第11話 サロン勧誘をされた

 心配し過ぎても何もできなくなるから、オティーリエからの情報は心にとどめておくことにして、ついでに例の小説も借りて読ませてもらった。

 王子と男爵令嬢の話は確かに、王妃様の身に起きたことそのまんまの出来事で、どうやらこの小説は隣国から出まわってきたらしい。

 印象操作というか、王妃様と婚約破棄をした第二王子の行いを正当化させるために書かれたような内容だ。

 この小説が発行されたのはそれこそ僕らが生まれる前の話だけど、なんで今頃ラーヴェ王国に出回るようになったのかがわからない。誰の仕業だよ。

 もう一つの聖女の話は、オティーリエが言ったとおり、冒険譚ではなく王子と聖女の出会いから恋に落ちて結ばれるまでのことをひたすら『運命』を強調しながら書かれている話だった。なんじゃこりゃぁ。


「アルベルト様、読書ですか?」

「何の本を読まれてるのでしょうか?」

 昼休み、昼食後に中庭のベンチで読書をしていたら、クラスメイトのゼルデン・メイヤーとシューベック・ホフマンに声を掛けられた。メイヤーは子爵家の子供で、ホフマンは伯爵家の子供だ。

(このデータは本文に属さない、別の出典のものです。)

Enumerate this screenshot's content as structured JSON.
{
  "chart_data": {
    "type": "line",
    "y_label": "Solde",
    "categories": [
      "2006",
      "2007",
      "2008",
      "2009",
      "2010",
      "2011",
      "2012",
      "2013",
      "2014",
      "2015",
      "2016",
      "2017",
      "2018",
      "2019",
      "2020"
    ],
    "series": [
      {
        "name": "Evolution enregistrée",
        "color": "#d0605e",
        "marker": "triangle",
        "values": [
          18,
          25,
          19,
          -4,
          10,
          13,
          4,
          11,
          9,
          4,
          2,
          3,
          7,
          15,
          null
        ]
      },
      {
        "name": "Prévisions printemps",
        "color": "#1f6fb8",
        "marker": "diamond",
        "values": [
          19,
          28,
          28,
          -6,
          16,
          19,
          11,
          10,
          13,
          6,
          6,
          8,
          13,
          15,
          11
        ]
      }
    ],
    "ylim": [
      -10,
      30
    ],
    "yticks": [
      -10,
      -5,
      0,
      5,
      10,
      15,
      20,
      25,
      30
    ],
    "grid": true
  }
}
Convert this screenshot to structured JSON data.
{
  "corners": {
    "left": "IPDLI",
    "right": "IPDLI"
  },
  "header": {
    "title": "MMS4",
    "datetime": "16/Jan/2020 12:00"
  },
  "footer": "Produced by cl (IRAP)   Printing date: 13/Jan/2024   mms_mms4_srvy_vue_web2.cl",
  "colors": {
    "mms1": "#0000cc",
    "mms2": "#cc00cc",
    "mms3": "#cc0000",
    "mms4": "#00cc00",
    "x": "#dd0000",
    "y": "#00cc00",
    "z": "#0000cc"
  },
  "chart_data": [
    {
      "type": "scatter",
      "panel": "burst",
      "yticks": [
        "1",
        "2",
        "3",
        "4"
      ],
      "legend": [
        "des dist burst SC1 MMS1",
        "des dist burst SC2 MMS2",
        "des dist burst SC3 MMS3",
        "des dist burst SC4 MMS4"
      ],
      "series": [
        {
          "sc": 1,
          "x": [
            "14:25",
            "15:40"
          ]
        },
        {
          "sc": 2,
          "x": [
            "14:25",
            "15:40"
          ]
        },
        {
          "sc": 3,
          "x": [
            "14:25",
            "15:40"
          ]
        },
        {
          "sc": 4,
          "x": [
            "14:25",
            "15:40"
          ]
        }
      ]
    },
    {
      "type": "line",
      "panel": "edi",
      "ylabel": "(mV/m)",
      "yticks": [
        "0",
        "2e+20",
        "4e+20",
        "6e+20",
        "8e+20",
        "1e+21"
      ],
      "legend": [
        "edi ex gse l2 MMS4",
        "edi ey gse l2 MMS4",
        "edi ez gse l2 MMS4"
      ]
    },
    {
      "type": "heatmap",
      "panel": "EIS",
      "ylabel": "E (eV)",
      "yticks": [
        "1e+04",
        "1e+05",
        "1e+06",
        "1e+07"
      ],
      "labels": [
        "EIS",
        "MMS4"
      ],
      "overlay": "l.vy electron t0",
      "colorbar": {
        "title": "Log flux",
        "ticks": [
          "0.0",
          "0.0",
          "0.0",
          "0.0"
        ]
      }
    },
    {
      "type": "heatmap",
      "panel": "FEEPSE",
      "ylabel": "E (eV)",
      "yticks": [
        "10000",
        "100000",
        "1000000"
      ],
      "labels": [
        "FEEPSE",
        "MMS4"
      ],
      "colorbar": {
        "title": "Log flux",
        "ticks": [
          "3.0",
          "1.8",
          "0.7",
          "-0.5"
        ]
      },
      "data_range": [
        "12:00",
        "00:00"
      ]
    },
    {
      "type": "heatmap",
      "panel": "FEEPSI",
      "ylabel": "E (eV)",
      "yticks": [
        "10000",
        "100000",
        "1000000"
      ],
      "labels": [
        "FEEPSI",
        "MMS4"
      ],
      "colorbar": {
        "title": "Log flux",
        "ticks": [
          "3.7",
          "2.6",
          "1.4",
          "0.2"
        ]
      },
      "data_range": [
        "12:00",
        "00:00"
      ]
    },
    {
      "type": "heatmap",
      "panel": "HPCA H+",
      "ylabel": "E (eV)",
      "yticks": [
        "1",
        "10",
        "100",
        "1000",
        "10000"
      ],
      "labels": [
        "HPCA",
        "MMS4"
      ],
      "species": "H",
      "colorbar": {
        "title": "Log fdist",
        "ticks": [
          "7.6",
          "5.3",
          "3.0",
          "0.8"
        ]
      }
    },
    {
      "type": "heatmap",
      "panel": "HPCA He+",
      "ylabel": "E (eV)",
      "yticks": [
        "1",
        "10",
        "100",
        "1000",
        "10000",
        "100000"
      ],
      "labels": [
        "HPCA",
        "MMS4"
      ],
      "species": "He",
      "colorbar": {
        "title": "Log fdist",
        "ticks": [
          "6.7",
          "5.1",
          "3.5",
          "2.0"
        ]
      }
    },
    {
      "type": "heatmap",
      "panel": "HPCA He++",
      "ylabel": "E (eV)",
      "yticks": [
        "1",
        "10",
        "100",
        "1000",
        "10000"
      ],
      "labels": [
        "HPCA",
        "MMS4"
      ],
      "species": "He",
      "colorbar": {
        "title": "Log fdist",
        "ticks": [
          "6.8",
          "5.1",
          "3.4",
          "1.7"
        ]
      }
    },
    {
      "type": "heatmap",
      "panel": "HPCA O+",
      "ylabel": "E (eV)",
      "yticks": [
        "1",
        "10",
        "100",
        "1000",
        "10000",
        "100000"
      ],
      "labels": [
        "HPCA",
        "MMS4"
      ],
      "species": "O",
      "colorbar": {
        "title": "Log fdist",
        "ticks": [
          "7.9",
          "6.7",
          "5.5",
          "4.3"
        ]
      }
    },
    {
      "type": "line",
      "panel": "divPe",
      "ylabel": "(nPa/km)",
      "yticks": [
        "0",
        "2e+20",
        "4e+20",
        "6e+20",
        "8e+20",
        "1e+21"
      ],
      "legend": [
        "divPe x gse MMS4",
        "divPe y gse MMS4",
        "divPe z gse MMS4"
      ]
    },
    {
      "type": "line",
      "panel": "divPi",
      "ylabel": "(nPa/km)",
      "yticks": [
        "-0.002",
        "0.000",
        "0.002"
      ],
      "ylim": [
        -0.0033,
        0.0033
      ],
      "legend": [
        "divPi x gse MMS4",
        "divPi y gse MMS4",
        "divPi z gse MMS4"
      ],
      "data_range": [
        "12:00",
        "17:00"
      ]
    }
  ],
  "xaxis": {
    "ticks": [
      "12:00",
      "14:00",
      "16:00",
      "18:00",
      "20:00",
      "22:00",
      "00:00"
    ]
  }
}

 ちなみにすぐそばではイジーとテオが木剣で打ち合いをしていて、リュディガーとクルトがその審判をしている。

「これ?」

 読んでる途中のところでしおりを挟んで、声を掛けてきた二人に本の表紙を見せる。

「これは?」

「聖女の物語ですか?」

「うん、友人に借りたんだ。最近これが出まわってるんだって?」

 僕の問いかけにメイヤーとホフマンは顔を見合わせる。

「女子の間では、ですかね?」

「君たちは読んだ?」

 メイヤーは頷き、ホフマンは首を横に振る。

「僕はその恋愛ものはあまり……、戦記のほうが好きでして」

「ガラール戦記、面白いよね?」

「はい!」

 ガラール戦記というのは、一介の戦士が成り上がっていく話だ。

「俺は婚約者に勧められて読みました」

「どうだった?」

 メイヤーは何とも複雑そうな表情をする。

「なんだかおかしな話だなぁっと」

「どこら辺がおかしいと思った?」

「これって悪神によって世界が脅かされて、災害や大量にでてくる魔獣問題を聖女が奇跡を起こして解決していく話のはずなんですよね? 聖女の奇跡に頼るっていうのもどうかと思うのですが、物語だからそれもありなのかな? でも、それならなんで聖女と王子の恋愛の話になるんだろうって」

 そうなんだよねぇ。そこがこの物語のおかしさなんだよ。

 過去の文献を浚っても、ラーヴェ王国の王族が聖女と結婚したなんてことはなかった。当然のごとく、どこかの世界から聖女を召喚したという話もないし、聖女が強力な結界を張って魔獣被害を抑えているなんてこともなければ、聖女の存在がラーヴェ王国の衰退に関わっていることもない。

「まるで、欲張りセットだね」

 僕の言葉にメイヤーとホフマンは不思議そうな顔をする。

「聖女の活躍と、聖女と王子のラブロマンス、どちらか一つにするか、それとも二つに分ければよかったのに、一つに詰め込んじゃったでしょう? だから欲張りセット」

 そう告げると二人は納得してくれた。

「あの……、アルベルト様、読書はお好きなんですか?」

「うん? そうだねぇ、本の虫ってほどではないけど、こういう『物語』を読むのは好きかな?」

「ジャンルは?!」

「まんべんなく? 戦記も好きだけど冒険譚も好きだし、あらすじが気になればラブロマンスものも読むよ」

 僕が答えると、メイヤーとホフマンはうずうずとした様子で身を乗り出してきた。

「アルベルト様! お願いがあります!」

「読書サロンに入ってください!」

 おや、まあ。


 学園内のサロンとは、部活動のことである。

 サロンを開設するには教職員に申請を出し、許可されたら場所と顧問が付く。長く続いているサロンもあれば、新規で立ち上げられるサロンもある。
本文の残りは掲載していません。